Everyone knows the cliché; Births, Deaths, Weddings and Moving, these are all events that are guaranteed to push you to the limits of your sanity.
  1. They all require huge amounts of organisation. Well, perhaps not death, although you do have to organise the aftermath. I think if you organise the before bit, I’m pretty sure that’s called murder.
  2. They all entail pain – slimming for your wedding day is agony, trust me – and,
  3. They all have the potential to cause your emotions to run amok.

Having had a taste of all four, I think I’d rank death as the worst, (tough one to call though; death / marriage, marriage / death….no it’s definitely death) but Moving is right up there on the podium of stress.

Moving is miserable. When I was little, moving was not about family excitement and jumping up the property ladder. It was about childish dreams of happy families spinning wildly off their axes. Moving brought division and bitterness, and the realisation that the world will not be happy just because you desperately wish it to be so.
Moving is scary. When I know I have to move, my first reaction is panic. The little cocoon I’ve built around me feels threatened, and I’m never sure I’ve got the emotional capacity to re-build it somewhere else.

Moving is exhausting. Even the thought of it tires me. The final fumbling climax in the last house - utilities cancelled, post re-directed, keys handed over – the stifled sobbing as you drive off down the road and the dazed disorientation you feel as you arrive at the next place. The awful thought that you’ve got to set up the framework of your life in this different place, and perhaps it won’t quite fit.

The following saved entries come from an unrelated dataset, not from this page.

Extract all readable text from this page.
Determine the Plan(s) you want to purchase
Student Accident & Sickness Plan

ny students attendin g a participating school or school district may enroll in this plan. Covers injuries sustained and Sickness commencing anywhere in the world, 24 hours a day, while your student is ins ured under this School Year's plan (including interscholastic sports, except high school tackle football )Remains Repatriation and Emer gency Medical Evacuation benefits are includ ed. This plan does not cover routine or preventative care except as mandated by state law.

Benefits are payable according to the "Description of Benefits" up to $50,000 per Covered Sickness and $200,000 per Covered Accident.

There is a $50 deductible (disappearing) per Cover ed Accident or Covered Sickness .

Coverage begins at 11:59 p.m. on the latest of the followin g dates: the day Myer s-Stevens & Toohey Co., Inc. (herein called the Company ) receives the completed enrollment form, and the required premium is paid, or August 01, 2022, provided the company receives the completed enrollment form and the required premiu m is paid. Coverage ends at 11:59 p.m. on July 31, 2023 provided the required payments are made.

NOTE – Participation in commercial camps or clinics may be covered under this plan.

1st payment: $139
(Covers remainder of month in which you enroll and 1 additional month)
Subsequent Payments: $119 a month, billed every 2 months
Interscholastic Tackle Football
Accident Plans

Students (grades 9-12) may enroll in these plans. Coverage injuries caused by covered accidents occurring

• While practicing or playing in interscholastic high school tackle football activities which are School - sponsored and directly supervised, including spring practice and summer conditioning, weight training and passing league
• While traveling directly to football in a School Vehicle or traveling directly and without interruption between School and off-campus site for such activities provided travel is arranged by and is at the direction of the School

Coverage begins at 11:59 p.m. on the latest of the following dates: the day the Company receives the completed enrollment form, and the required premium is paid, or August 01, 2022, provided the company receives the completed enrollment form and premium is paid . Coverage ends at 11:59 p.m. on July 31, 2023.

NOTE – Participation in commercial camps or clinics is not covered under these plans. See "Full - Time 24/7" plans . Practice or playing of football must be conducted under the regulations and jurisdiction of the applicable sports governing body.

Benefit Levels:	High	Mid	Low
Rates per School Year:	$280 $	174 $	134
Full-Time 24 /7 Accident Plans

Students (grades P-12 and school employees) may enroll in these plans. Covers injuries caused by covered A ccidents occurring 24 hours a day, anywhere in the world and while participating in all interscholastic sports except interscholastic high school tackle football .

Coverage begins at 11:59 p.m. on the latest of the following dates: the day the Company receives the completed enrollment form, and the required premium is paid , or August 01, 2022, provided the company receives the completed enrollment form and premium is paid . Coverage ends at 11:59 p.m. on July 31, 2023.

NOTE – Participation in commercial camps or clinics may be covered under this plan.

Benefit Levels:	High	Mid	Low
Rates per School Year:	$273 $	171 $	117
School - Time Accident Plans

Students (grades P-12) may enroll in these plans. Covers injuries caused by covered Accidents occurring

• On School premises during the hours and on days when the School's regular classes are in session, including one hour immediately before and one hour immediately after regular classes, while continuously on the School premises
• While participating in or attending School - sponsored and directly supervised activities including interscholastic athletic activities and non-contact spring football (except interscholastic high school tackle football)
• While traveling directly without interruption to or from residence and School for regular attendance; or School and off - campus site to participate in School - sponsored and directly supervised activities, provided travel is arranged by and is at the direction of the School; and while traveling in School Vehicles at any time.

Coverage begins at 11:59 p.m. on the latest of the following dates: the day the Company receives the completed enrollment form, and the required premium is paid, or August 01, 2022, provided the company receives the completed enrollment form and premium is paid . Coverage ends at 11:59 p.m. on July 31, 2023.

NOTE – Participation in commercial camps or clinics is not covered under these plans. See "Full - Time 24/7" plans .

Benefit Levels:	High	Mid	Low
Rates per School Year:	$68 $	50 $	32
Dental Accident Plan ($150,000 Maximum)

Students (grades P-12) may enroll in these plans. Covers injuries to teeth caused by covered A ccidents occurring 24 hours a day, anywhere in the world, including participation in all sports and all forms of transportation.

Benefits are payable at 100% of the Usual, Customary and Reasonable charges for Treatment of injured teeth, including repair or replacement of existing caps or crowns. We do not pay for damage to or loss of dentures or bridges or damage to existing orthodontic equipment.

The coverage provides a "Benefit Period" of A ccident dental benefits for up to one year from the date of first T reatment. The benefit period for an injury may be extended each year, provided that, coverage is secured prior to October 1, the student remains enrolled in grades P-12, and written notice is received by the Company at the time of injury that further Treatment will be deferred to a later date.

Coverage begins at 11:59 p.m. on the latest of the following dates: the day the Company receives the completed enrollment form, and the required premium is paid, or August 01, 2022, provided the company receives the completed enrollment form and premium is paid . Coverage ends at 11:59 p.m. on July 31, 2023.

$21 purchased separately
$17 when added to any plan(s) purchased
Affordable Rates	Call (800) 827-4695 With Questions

Moving means: Ghost Boxes. These are the boxes that travel with you when you move, but they are the ones that never get unpacked. Like the Ghost Ships, they are condemned to fester in an area where they can easily be overlooked. As long as they are far enough away from the hub of the house, you need not worry about them too much, but their presence looms up at you in your dreams. Another thing you haven't done. You may not know what is in them, and you’re pretty sure that it won’t be useful or necessary; it’s just that you can’t bring yourself to throw the boxes out. They are condemned to travel with you forever until perhaps - by some beautiful quirk of life - the moving company loses them and you can again sleep easy at night.

So - call me simplistic -but moving equals stress, misery and fear. All thoughts of moving are always firmly taped in a ghost box somewhere towards the back of my mind.
Therefore I was completely unprepared when my lovely friend Jane bounced up to me the first day back after half term.
‘We’re moving!’ she announced excitedly.
The familiar fear, the slight shift of the ground beneath my feet, the dragging feeling of tiredness;

‘Wow, where are you going?’
‘Hong Kong’.

Hong. Bloody. Kong. Not back to London, or up the road to Lille. Hong. Bloody. Kong.

Jane bounced up to me in a similar way just over a year ago, as I stood in a daze in the playground. It was our first day in a new school.
Hello! Are you new?’ she smiled. Jane helped me settle in, and we clocked up the kilometres as we ran around the Versailles grand canal, training for the Paris Half Marathon. She’s a bubbly, chatty friend who made my first year here a lot more bearable. And now she’s off, moving to Hong Bloody Kong.

There are a few weeks left before she goes, but I booked her early for lunch. I’m aware that packing takes on a life of its own. It will pull you down into its vortex until you only have time to scratch your stress eczema, spin on the spot and fret. You definitely don't have time for relaxing lunches with friends.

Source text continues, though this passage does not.